Daniel A. Epstein suggests that investors should be able to buy a share in children’s success:

It starts with a number: 17. A 17 percent compound annual growth rate, to be precise. That’s the astronomical potential return on investment of educational intervention on young children, according to the Nobel laureate economist James Heckman. The return manifests itself in increased future earnings and reduced social costs. Today, that 17 percent compound annual growth rate is inaccessible to investors, but if people could issue shares of their future cash flow, it would unleash that potential, initiating a massive influx of investment in children.

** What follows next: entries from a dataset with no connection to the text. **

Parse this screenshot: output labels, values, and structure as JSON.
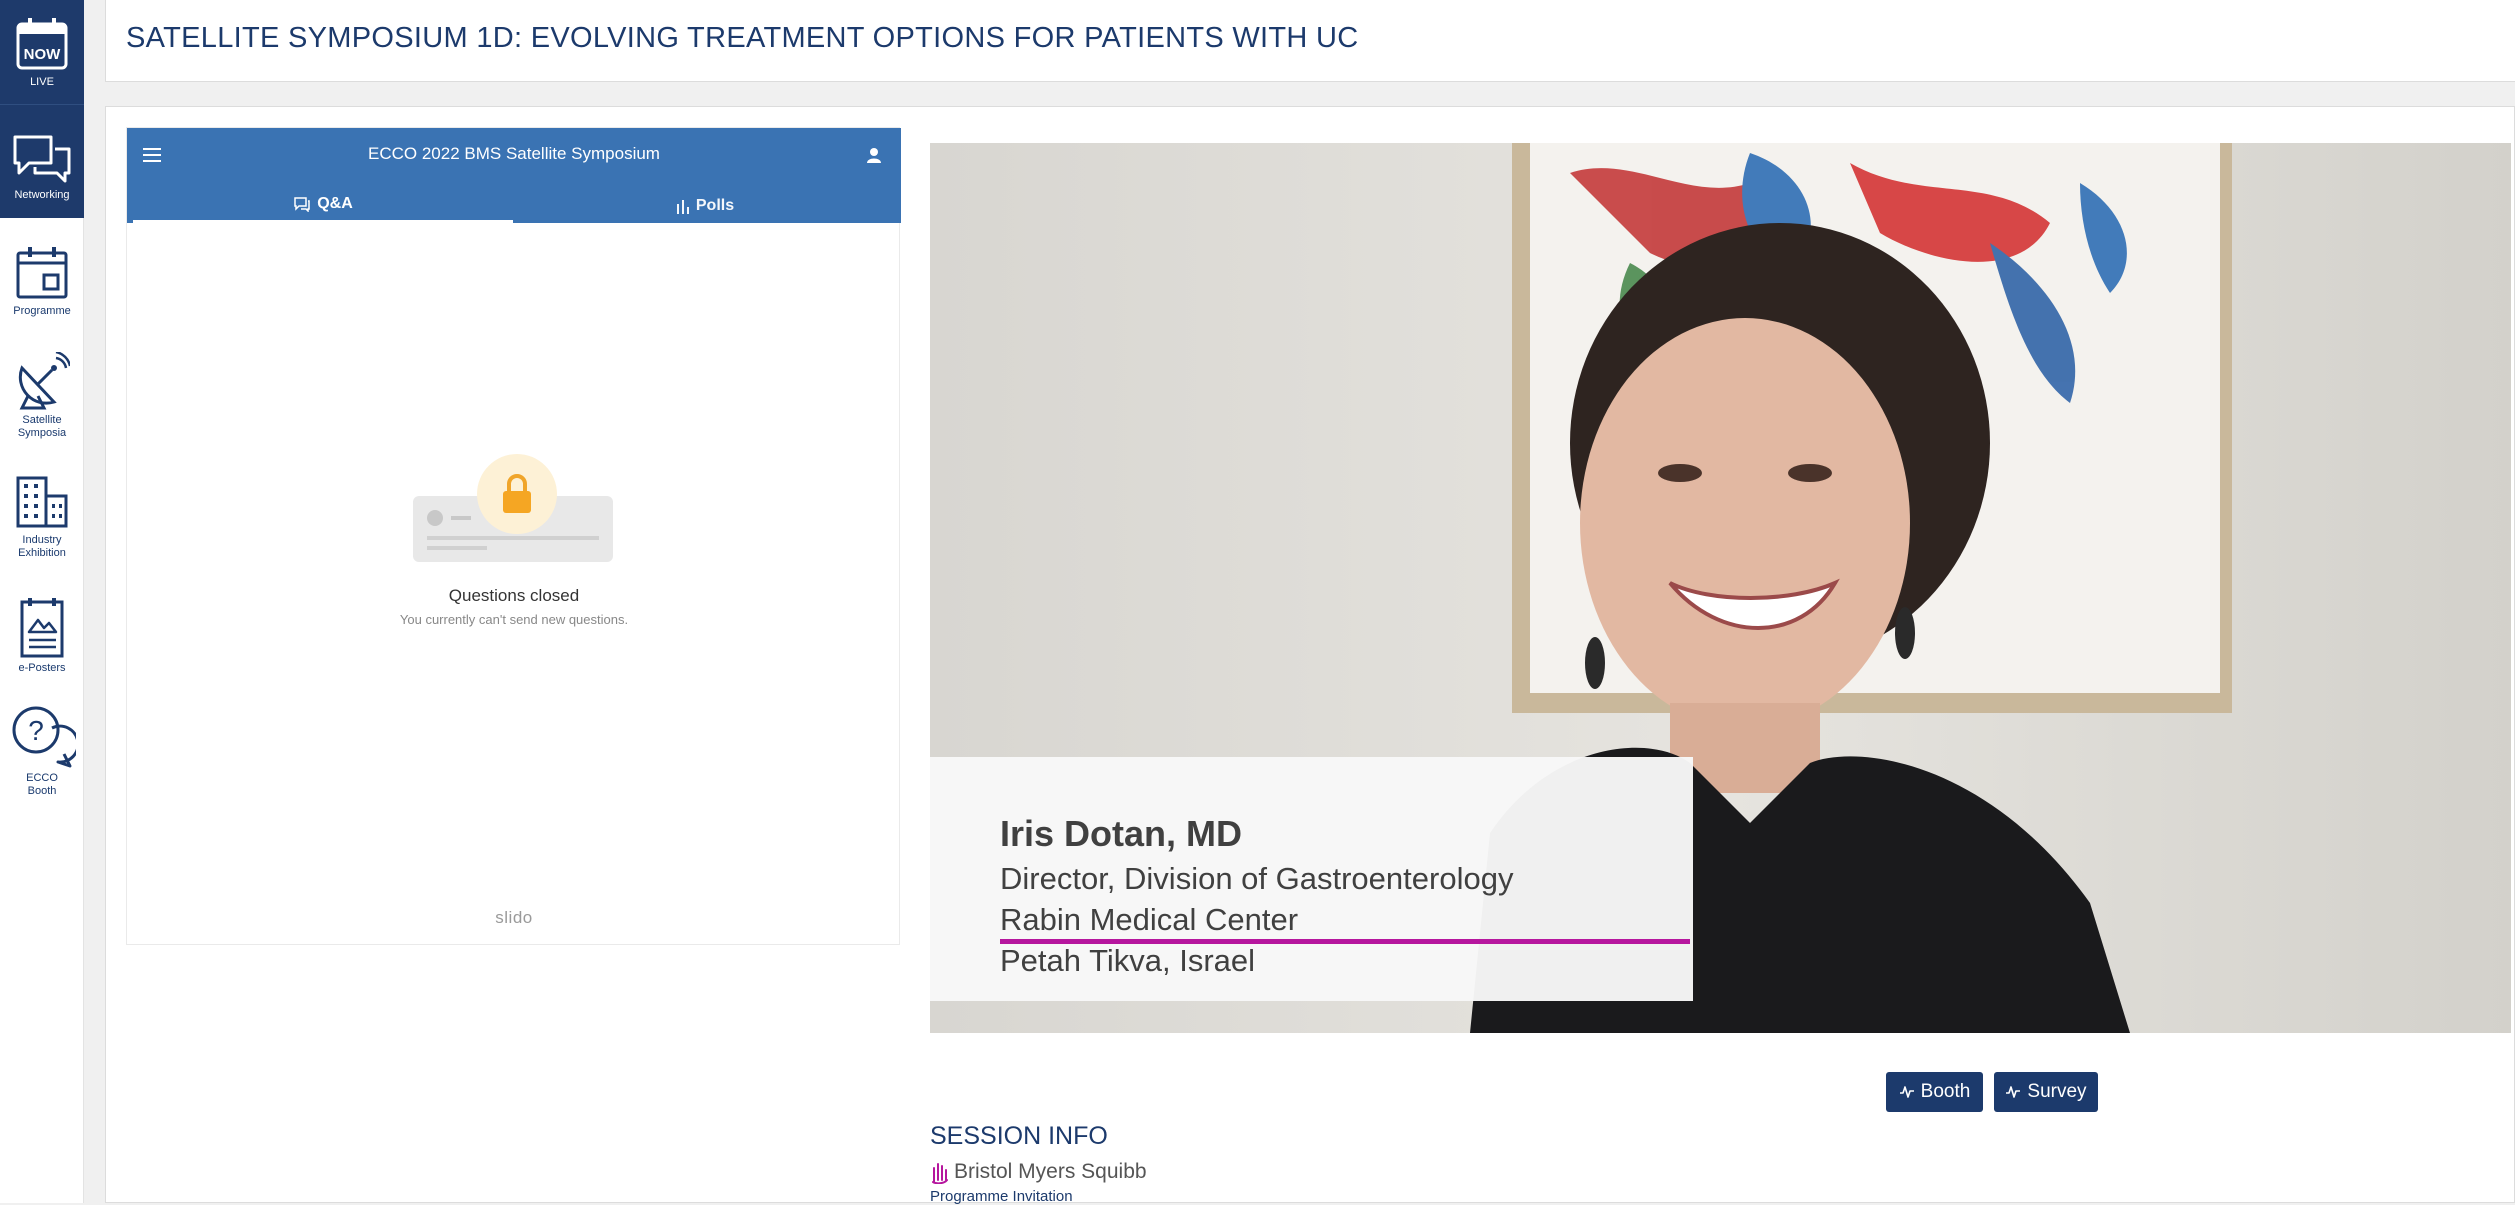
{
  "sidebar": {
    "items": [
      {
        "label": "LIVE",
        "badge": "NOW",
        "icon": "calendar-now-icon"
      },
      {
        "label": "Networking",
        "icon": "chat-bubbles-icon"
      },
      {
        "label": "Programme",
        "icon": "calendar-icon"
      },
      {
        "label": "Satellite\nSymposia",
        "icon": "satellite-dish-icon"
      },
      {
        "label": "Industry\nExhibition",
        "icon": "buildings-icon"
      },
      {
        "label": "e-Posters",
        "icon": "poster-icon"
      },
      {
        "label": "ECCO\nBooth",
        "icon": "help-bubbles-icon"
      }
    ]
  },
  "header": {
    "title": "SATELLITE SYMPOSIUM 1D: EVOLVING TREATMENT OPTIONS FOR PATIENTS WITH UC"
  },
  "slido": {
    "title": "ECCO 2022 BMS Satellite Symposium",
    "tabs": [
      {
        "label": "Q&A",
        "active": true
      },
      {
        "label": "Polls",
        "active": false
      }
    ],
    "empty_title": "Questions closed",
    "empty_subtitle": "You currently can't send new questions.",
    "brand": "slido"
  },
  "video": {
    "speaker_name": "Iris Dotan, MD",
    "speaker_role": "Director, Division of Gastroenterology",
    "speaker_org": "Rabin Medical Center",
    "speaker_location": "Petah Tikva, Israel"
  },
  "actions": {
    "booth": "Booth",
    "survey": "Survey"
  },
  "session": {
    "heading": "SESSION INFO",
    "sponsor": "Bristol Myers Squibb",
    "invitation": "Programme Invitation"
  },
  "colors": {
    "navy": "#1c3a6c",
    "slido_blue": "#3a73b3",
    "accent_magenta": "#b6169e"
  }
}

Consider a situation that is, unfortunately, all too common. A mother works two jobs, dropping her toddler off at a friend’s house early each morning and picking her up late at night. The mother can’t afford high-quality child care and, because of that, statistics show, years from now that child will be more likely to repeat grades, become pregnant while a teenager, commit crime, visit the emergency room and depend on welfare. One day that child will probably earn less than people with similar backgrounds who did receive high-quality child care.

But what if that toddler had something to offer investors? If she could sell a percentage of her future income in exchange for a coupon to receive child care and if the government offered tax credits to investors to compensate them for the decreased social cost that they finance, investors might compete to pay for her education. Millions of children would gain access to the financing that they need to reach their full potential, the government would reap significant savings and investors would profit handsomely. Furthermore, such a system would have revolutionary side effects.

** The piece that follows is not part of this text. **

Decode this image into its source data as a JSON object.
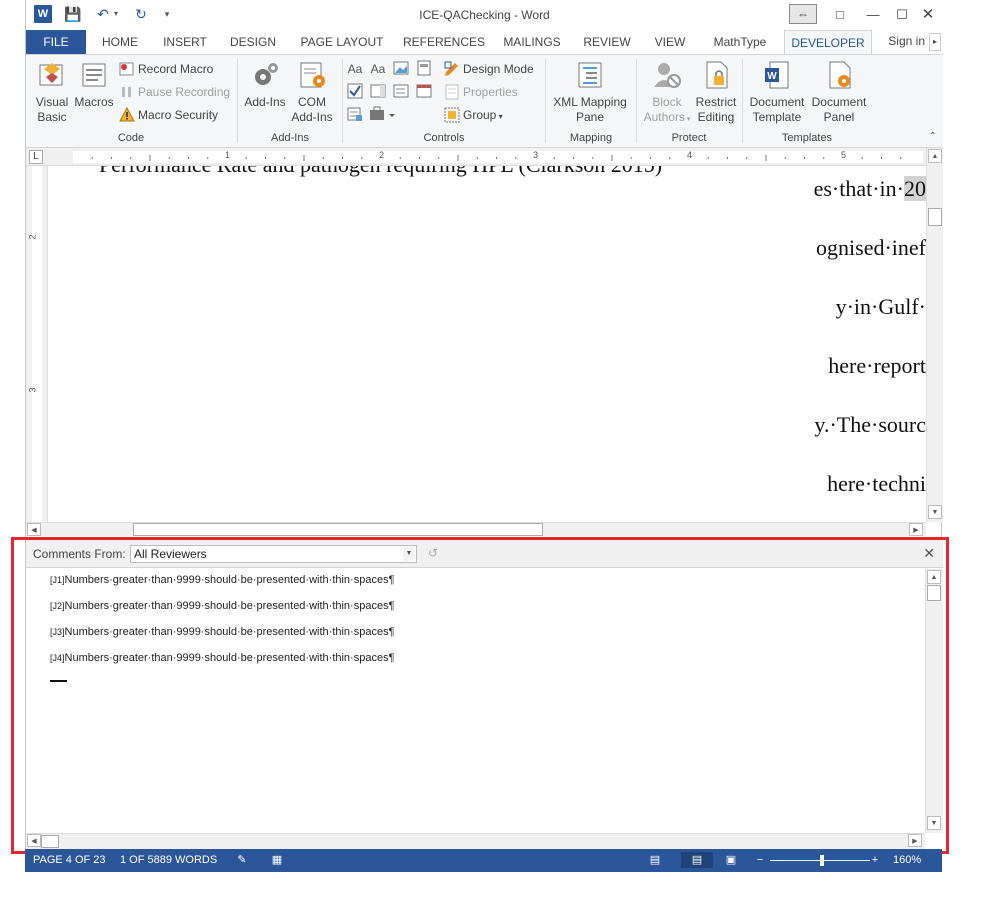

Just as the stock market has allowed the invisible hand to guide funds to stocks that have promising growth potential, a human capital market would guide funds to people with promising potential to increase earnings and cut social costs.

My first thought is that there’s a huge information asymmetry problem here leading to quite a bit of moral hazard. In fact, when this was tried at the (Ivy League) university level, many of the students planning on going into non-profits, the arts, etc. took the alternative loan that asked them to pay back a fraction of their income, while the students planning on going into, say, finance stuck with an ordinary loan.

Not-so-starry-eyed investors would offer tremendously different rates to different students, based on test scores and career goals — and that would be politically unacceptable.

Robin Hanson goes further, and “shockingly” calls the piece a pro-slavery op-ed:

If we allowed this, observers would happily laud the initial influx of money to these kids and their families. But a few decades later, many would complain loudly about the “exploitative” and even “racist” extra “tax” these kids must pay as adults. Media coverage would focus on those who sold the largest fraction of their future income and made the worst educational investments, becoming a new “slave underclass” of “company town” parents who feel they can’t afford to raise kids without selling off most of those kids’ future.
[...]
I’d be reluctant to be an long-term investor, fearing that later political pressure would be irresistible to “free” these “slaves” from their payment obligations.